Scopes nest arbitrarily (max depth 64) and attach as children of whatever scope is already open — so the hooks' epoch / batch / forward tree stays intact and your custom scope slots in at the right level. Marks attach to the innermost open scope. Both are cheap: scope open/close runs a few microseconds (~4.4 μs on x86_64, ~2.7 μs on arm64), and the overhead is itself tracked and reported as a mark so you can see the instrumentation tax.

trace — read the scope tree from inside Python

ci.trace() returns the current session's scope tree without touching the spool files. In a Jupyter cell it renders the tree inline; in a script it prints to stdout. It triggers a synchronous drain first so spans closed since the last flush tick are visible.

import cirron as ci
ci.profile()
# ... training ...

ci.trace()                         # pretty text tree (default)
ci.trace(format="dict")            # nested dict, one node per span
ci.trace(format="json")            # JSON string of the dict form
ci.trace(format="df")              # pandas DataFrame, one row per span

ci.trace(name="epoch")             # only `epoch` spans + descendants
ci.trace(last=5)                   # 5 most recently closed spans

format="df" requires pandas (pip install 'cirron-sdk[pandas]'); the other formats have no extra dependencies. ci.trace() is read-only — it never writes spool files, so it's safe in notebooks and on read-only filesystems.

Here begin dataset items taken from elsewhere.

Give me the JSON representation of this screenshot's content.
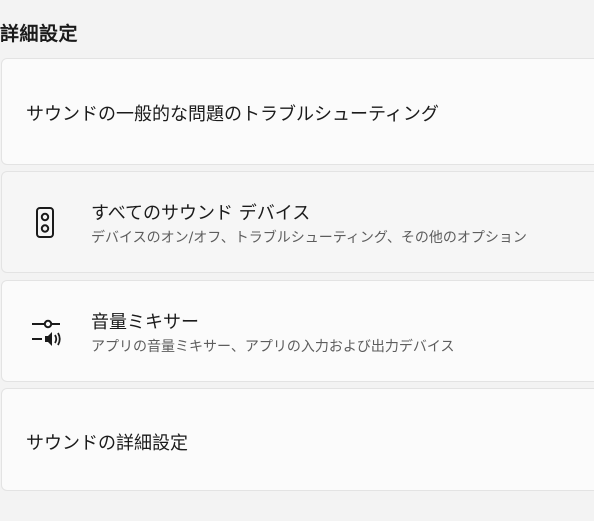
{
  "section": {
    "title": "詳細設定"
  },
  "items": [
    {
      "label": "サウンドの一般的な問題のトラブルシューティング"
    },
    {
      "title": "すべてのサウンド デバイス",
      "subtitle": "デバイスのオン/オフ、トラブルシューティング、その他のオプション",
      "icon": "speaker-icon"
    },
    {
      "title": "音量ミキサー",
      "subtitle": "アプリの音量ミキサー、アプリの入力および出力デバイス",
      "icon": "volume-mixer-icon"
    },
    {
      "label": "サウンドの詳細設定"
    }
  ]
}
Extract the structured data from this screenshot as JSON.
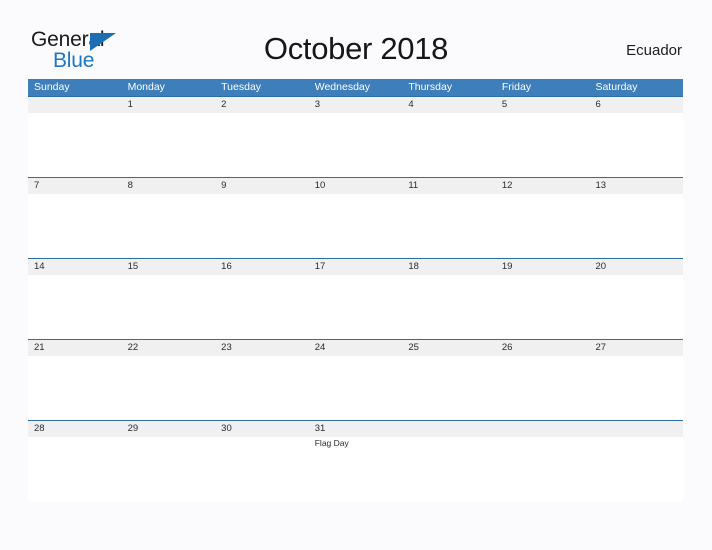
{
  "brand": {
    "name_part1": "General",
    "name_part2": "Blue",
    "flag_icon": "triangle-flag-icon",
    "primary_color": "#1c6fb5",
    "text_color": "#1b1b1b"
  },
  "header": {
    "title": "October 2018",
    "region": "Ecuador"
  },
  "calendar": {
    "header_bg_color": "#3d7ebb",
    "date_band_color": "#f0f0f0",
    "row_border_color": "#2e6da4",
    "weekdays": [
      "Sunday",
      "Monday",
      "Tuesday",
      "Wednesday",
      "Thursday",
      "Friday",
      "Saturday"
    ],
    "weeks": [
      [
        {
          "date": "",
          "event": ""
        },
        {
          "date": "1",
          "event": ""
        },
        {
          "date": "2",
          "event": ""
        },
        {
          "date": "3",
          "event": ""
        },
        {
          "date": "4",
          "event": ""
        },
        {
          "date": "5",
          "event": ""
        },
        {
          "date": "6",
          "event": ""
        }
      ],
      [
        {
          "date": "7",
          "event": ""
        },
        {
          "date": "8",
          "event": ""
        },
        {
          "date": "9",
          "event": ""
        },
        {
          "date": "10",
          "event": ""
        },
        {
          "date": "11",
          "event": ""
        },
        {
          "date": "12",
          "event": ""
        },
        {
          "date": "13",
          "event": ""
        }
      ],
      [
        {
          "date": "14",
          "event": ""
        },
        {
          "date": "15",
          "event": ""
        },
        {
          "date": "16",
          "event": ""
        },
        {
          "date": "17",
          "event": ""
        },
        {
          "date": "18",
          "event": ""
        },
        {
          "date": "19",
          "event": ""
        },
        {
          "date": "20",
          "event": ""
        }
      ],
      [
        {
          "date": "21",
          "event": ""
        },
        {
          "date": "22",
          "event": ""
        },
        {
          "date": "23",
          "event": ""
        },
        {
          "date": "24",
          "event": ""
        },
        {
          "date": "25",
          "event": ""
        },
        {
          "date": "26",
          "event": ""
        },
        {
          "date": "27",
          "event": ""
        }
      ],
      [
        {
          "date": "28",
          "event": ""
        },
        {
          "date": "29",
          "event": ""
        },
        {
          "date": "30",
          "event": ""
        },
        {
          "date": "31",
          "event": "Flag Day"
        },
        {
          "date": "",
          "event": ""
        },
        {
          "date": "",
          "event": ""
        },
        {
          "date": "",
          "event": ""
        }
      ]
    ]
  }
}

@inference — instrumenting served models

@ci.inference
def predict(request):
    with ci.scope("preprocess"):
        x = preprocess(request)
    with ci.scope("model"):
        y = model(x)
    with ci.scope("postprocess"):
        return format_response(y)

@ci.inference binds the function to the deployment record Cirron already has for it. Per-request profiling is attributed to that deployment, so latency, cost, token counts (for LLMs), and scope timings roll up correctly.

Works the same inside FastAPI, Flask, or any serving framework. The decorator does not change the function signature.

load() — unified data access

One function, flat kwargs, local-first. source= picks the backend explicitly ("local" default, "platform" for Cirron-managed storage). A scheme in the string (s3://, gs://, postgres://, ...) overrides source= and routes to the right driver.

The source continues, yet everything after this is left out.